Should Data Science Include Ethics Training?


Yes (246) 75.9%
Not Sure (23) 7.1%
No (55) 17.0%

This poll was based on 324 voters.

Regional distribution shows that large majorities of Data Scientists support ethical training, with somewhat larger opposition in Europe and in Africa/Middle East.

Region (%Voters)% Yes% Not sure% No
USA/Canada (47%) 82% 5.3% 13%
Europe (31%) 64% 9.9% 26%
Asia (12%) 90% 5% 5%
Australia/NZ (3.4%) 73% 9.1% 18%
Africa/Middle East (3.4%) 45% 9.1% 45%
Latin America (3.1%) 80% 10% 10%


Symeon, Data Science and ethics
What is ethical and what is not??
in my opinion what is ethical is in line with time and place. Things that are ethical now and here weren't ethical in an other period and maybe are not ethical in other places of the world. On the other hand science is the passion for pure knowledge. Science has nothing to do with ethics. Science is the truth, a pure light which doesn't care about what humans call ethical or unethical. Scientist are looking or better they are called by this light. The real question is should scientist share this truth with the common people...?

Gregory Piatetsky, Editor, Statistician code of ethics
interesting UN document, but it is dates from 1985 and very long. I wonder how many statisticians have actually read it. I think a code of ethics should be short and easy to remember to be effective. Think "10 commandments".

Fernando Reis, Official statistics code of conduct
Official statisticians have a code of conduct. See here a declaration of professional ethics by the United Nations Statistics Division.

Scott Nestler, Code of Analytics for Analytics Professionals
The Certified Analytics Professional (CAP) certification includes a Code of Ethics. You can read it (and see links to some of the references that were used in developing it) at: www.certifiedanalytics.org/ethics.php

CARLO FANARA, ethics in data science
I voted 'yes' to this poll as a precautionary measure: in essence, general "ethics" in science can be a very slippery territory. In my opinion there are a few points that need debate.
"Ethics" should be a general principle in life and (any) profession and as such, taught in any type of curriculum. And so one would be inclined to think, that this is a matter for citizens not data scientists specifically.

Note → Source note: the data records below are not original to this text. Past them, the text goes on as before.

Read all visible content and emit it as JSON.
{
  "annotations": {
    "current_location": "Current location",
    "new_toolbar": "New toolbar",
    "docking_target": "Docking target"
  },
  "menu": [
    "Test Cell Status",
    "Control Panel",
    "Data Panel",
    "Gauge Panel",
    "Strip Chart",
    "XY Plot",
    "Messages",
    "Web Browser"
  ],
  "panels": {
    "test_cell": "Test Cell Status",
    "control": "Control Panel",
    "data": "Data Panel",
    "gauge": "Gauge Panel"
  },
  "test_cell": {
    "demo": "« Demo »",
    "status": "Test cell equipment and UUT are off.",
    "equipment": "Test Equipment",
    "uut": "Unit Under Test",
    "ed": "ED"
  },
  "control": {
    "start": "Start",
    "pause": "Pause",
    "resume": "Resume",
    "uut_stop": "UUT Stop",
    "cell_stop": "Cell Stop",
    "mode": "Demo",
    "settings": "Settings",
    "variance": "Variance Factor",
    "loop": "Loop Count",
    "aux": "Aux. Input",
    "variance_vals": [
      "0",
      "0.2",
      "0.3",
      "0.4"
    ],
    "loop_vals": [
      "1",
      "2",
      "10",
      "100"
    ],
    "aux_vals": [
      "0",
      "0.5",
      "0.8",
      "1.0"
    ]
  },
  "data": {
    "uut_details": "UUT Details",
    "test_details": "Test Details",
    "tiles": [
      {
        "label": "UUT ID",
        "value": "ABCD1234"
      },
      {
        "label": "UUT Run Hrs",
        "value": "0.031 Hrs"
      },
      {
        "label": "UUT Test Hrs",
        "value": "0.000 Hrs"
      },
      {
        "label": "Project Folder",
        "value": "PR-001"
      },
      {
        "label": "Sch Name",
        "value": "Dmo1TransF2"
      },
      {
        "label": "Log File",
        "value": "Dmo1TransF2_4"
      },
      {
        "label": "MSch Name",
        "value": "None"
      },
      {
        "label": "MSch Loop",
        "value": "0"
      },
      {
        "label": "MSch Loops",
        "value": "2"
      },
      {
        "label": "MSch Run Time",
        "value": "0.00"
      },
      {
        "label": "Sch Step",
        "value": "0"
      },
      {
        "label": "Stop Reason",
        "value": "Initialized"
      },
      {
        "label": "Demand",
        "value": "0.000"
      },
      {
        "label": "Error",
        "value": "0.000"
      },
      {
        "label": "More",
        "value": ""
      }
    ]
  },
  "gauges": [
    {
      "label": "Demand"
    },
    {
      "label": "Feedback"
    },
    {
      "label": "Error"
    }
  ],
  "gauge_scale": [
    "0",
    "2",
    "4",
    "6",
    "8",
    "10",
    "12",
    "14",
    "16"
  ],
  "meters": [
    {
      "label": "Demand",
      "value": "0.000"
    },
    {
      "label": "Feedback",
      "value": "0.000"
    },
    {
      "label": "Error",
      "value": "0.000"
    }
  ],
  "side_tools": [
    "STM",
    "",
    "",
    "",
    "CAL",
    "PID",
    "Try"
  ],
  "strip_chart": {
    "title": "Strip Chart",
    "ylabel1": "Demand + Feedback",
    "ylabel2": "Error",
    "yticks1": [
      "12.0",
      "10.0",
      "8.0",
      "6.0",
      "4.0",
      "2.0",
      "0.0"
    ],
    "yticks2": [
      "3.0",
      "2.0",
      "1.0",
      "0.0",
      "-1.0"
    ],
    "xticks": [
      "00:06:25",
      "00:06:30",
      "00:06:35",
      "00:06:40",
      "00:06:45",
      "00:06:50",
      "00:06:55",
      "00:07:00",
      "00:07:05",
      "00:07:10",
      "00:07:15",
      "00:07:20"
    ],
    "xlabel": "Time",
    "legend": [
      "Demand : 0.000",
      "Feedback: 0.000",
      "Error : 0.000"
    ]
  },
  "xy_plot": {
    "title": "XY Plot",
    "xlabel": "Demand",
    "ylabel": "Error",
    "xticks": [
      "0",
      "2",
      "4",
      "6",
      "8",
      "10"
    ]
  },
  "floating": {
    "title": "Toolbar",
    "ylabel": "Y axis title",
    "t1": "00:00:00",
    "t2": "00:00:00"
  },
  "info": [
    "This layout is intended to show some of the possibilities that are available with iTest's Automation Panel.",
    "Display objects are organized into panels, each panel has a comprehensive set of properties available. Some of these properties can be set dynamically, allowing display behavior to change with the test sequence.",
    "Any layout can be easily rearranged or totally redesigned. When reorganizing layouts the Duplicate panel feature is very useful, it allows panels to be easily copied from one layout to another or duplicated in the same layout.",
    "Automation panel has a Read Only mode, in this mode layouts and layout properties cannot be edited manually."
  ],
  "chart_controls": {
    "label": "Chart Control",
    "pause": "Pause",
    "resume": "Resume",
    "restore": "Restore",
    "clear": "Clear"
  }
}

While the poll question formulation points out some extreme clear cut cases, equally implying in favour (yes) or in opposition (no), the reality might be quite more blurred.
So yes, highlight clearly to practitioners (and wanna be ones) the extreme consequences that the use of data science can lead to, with respect to invasion of individual rights to privacy (it is wrong to propose women special diaper for pregnancy as done recently by a major supermarket chain) and personal safety.
It is not always obvious what the use of the data will be, especially if different bits are fished by different operators and/or subcontractors and then put together by others. Recent enquiries here in France highlighted how even well respected public institutions and international charities (!) ignored laws and regulations, and that the control agency was unaware of (Basically agencies were mining and then selling data to major private corporations). This is unethical. Because this happens already and such activities are typically and purposely fragmented to avoid their discovery, it is possible that single individuals do not perceive the full implications. Thus, again, yes, teach ethics in the data context. But to make it practically relevant, legal principles in different countries must be clearly spell out.
I envisage a new speciality in the data science curriculum, like "Data legal expert" because the matter is complex and individual countries legal systems lag behind with respect to the global nature of the phenomenon.

Where would the borderline be? Perhaps by Introducing the notion of "emergency" (life threatening) situation) as the sole reason to trespass those privacy threshold without the owner consent.
Finally, "ownership of the data" could be technically tricky. Perhaps an owner should be the initiator node of a "data lead" or dynamic data process but then one has to find a feasible way of tagging such ownership in a network like structure and then follow (and legally check!) all the many possible leads (how would you do this in a data streaming scenario?). So we see that there is quite some technical content in this curriculum. So again, my answer is yes.